How a WeChat ban would hurt Chinese-Americans

Millions in the US use the app to stay in touch with family members in China

WeChat Possible Ban Fallout A lady using WeChat on her smartphone | AP

For millions of people in the US who use the Chinese app WeChat, it's a lifeline to friends, family, customers and business contacts in China.

That lifeline is now under attack by an executive order from President Donald Trump that could ban the app in the US as early as mid-September, potentially severing vital relationships.

It's the first thing I check in the morning, Sha Zhu, a Chinese-American in Washington, says of WeChat. 

It's how she talks to her mother and old friends from China, which she left in 2008, and how she communicates with her colleagues as a public relations manager for a Chinese-owned consulting company. It's where she stores the Chinese currency in her virtual wallet.

Most important, it's where she keeps videos and audio clips of her father, who died four years ago.

In China, WeChat, or Weixin as it's known, is critical infrastructure texting, social media, cab-hailing, payments and more, all wrapped into one app. Many Chinese businesses don't even take credit cards anymore, just WeChat. 

It has over a billion users, owner Tencent says, mostly in China. Mobile app firms have varying estimates for US downloads in the range of 19 to 26 million.

People in China have little choice but to use it because the country's communist rulers block access to Google's search engine, Facebook, Twitter and other social media, along with many other foreign websites and online services.

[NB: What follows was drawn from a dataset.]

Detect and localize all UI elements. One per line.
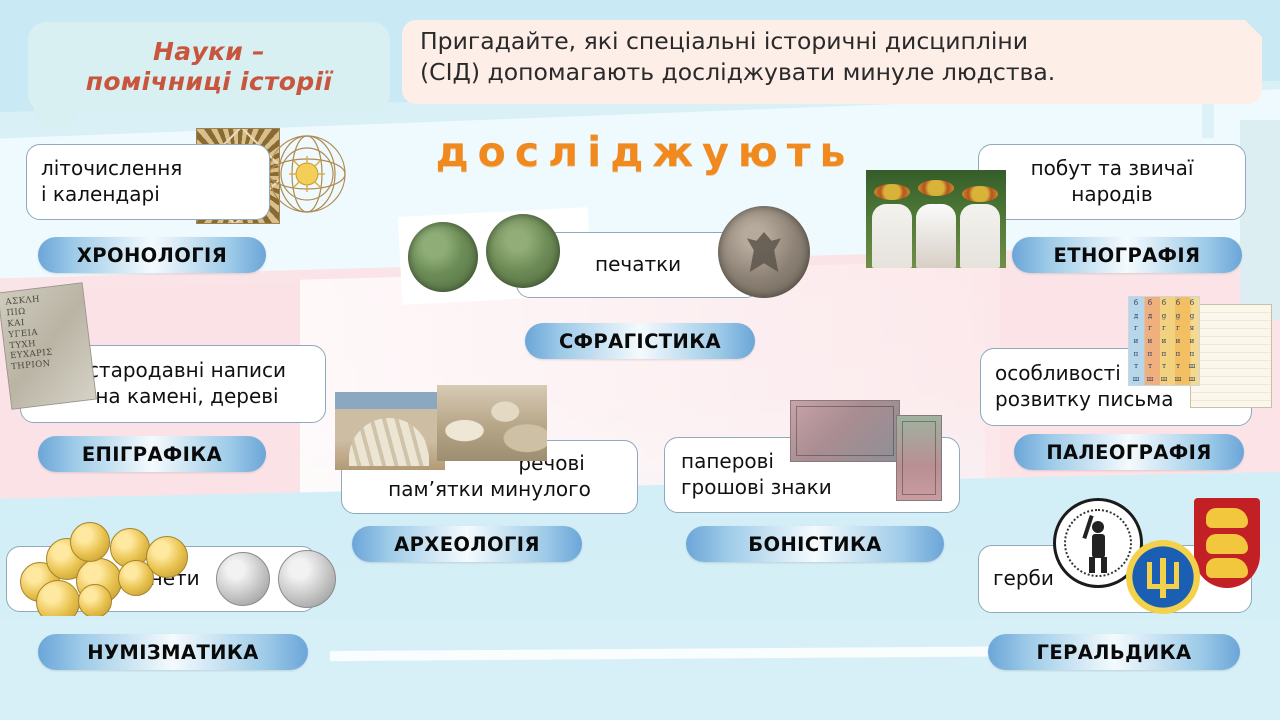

For people in the US, WeChat has less functionality than it does in China. 

But, it's what connects immigrants and students from China to their pasts and to each other. 

Chinese restaurants in the US use it to take food orders. Businesspeople in the US that have work in China rely on it as well.

Kurt Braybrook, who spent 22 years doing business in Shanghai before moving back to the US in 2017, says the app is irreplaceable for him and his China-born wife. 

He could lose roughly 500 WeChat contacts, few of which he could reach without the app.

If they banned it entirely, it will wipe out connections to my wife's family, all our friends and my network of business contacts I built over 22 years, says Braybrook, who now lives in Grand Rapids, Michigan.

Trump's August 6 order, released after hours without additional explanation, purportedly aims to ban all transactions related to WeChat." 

Trump simultaneously issued a nearly identical order aimed at the popular, Chinese-owned video app TikTok. 

Both orders have thrown users into confusion, leading some to begin moving to alternative services. But that's especially difficult for regular users of WeChat.

Executives of more than a dozen US multinationals pushed back against the Trump order on WeChat in a conference call with White House officials, the Wall Street Journal reported Thursday. 

Some feared the order might prevent their subsidiaries in China from using the app, which could place them at a competitive disadvantage.

The day after Trump's order, Zhu got dozens of queries from friends, family members and colleagues, asking if they should switch to messaging options such as Telegram, WhatsApp or Signal. 

Those offer secure messaging and aren't Chinese-owned.

She still doesn't know if she'll be able to access her money, or what she'll do with all those stored memories of her father. 

We can't make a plan, she says. She blames politicians, especially Trump, for her current stress: We're the pawn that they can manipulate to put anywhere on the chessboard.